The following integral arises in statistical mechanics of lattice models:
$ \displaystyle I = \int_{0}^{\pi/2} \ln\left(\, 1 + \sqrt{\, 1 - a^{2}\sin^{2}\left(\phi\right)\,}\,\right)\, \mathrm{d} \phi\quad$ with $\quad a \leq 1 $.
By trial and error, the integral was shown to be nearly equal to
$ \displaystyle I = {\pi \over 4}\ln\left(2\right) + {\pi \over 4} \ln\left(1 + \sqrt{\, 1 - Ga^{2}\, }\right) $.
where $G$ denotes Catalan constant.
Is there a method of obtaining an exact analytical solution or justifying the approximate answer given above ?.
Similar to @Maxim's comment $$I(a) = \int_{0}^{\pi/2}\log\left(\, 1 +\sqrt{\, 1 - a^{2}\sin^{2}\left(\phi\right)\,}\,\right)\,d\phi$$ $$I'(a)=- \int_{0}^{\pi/2} \frac{a \sin ^2(\phi)}{\sqrt{1-a^2 \sin ^2(\phi)} \left(1+\sqrt{1-a^2 \sin^2(\phi)}\right)}\,d\phi=\frac{\pi -2 K\left(a^2\right)}{2 a}$$
$$\int \frac{K\left(a^2\right)}{ a}\,da=-\frac{1}{4} G_{3,3}^{2,2}\left(-a^2| \begin{array}{c} \frac{1}{2},\frac{1}{2},1 \\ 0,0,0 \end{array} \right)$$ and $I(0)=\frac{1}{2} \pi \log (2)$.

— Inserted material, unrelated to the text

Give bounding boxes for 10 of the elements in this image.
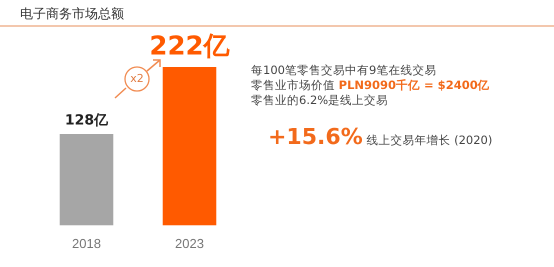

After simplifications, this led me (laboriously) to @Maxim's result.
$$I(a) = \frac {\pi } 2 \log( 2)- \frac {\pi a^2} {16} {_4 F_3} {\left( 1, 1, \frac 3 2, \frac 3 2; 2, 2, 2; a^2 \right)}$$ The good approximation given in the post $$ J(a) ={\pi \over 4}\log\left(2\right) + {\pi \over 4} \log\left(1 + \sqrt{\, 1 - Ca^{2}\, }\right)$$ can easily be justified looking at the series expansions built around $a=0$ $$I(a)=\frac{\pi}{2} \log (2)-\frac{\pi }{16}a^2-\frac{9 \pi }{512}a^4-\frac{25 \pi }{3072}a^6+O\left(a^8\right)$$ $$J(a)=\frac{\pi}{2} \log (2)-\frac{\pi C}{16} a^2 -\frac{3\pi C^2}{128} a^4 -\frac{5\pi C^3}{384} a^6 +O\left(a^8\right)$$ Since $C\sim 0.915966 $, this makes the coefficients quite similar (their ratios are $C$, $\frac{4}{3} C^2$, $\frac{8 }{5}C^3$).
If you need approximations, you could probably think about $[2n,2n]$ Padé approximants of the ${_4 F_3}$ hypergeometric function (built around $a=0$).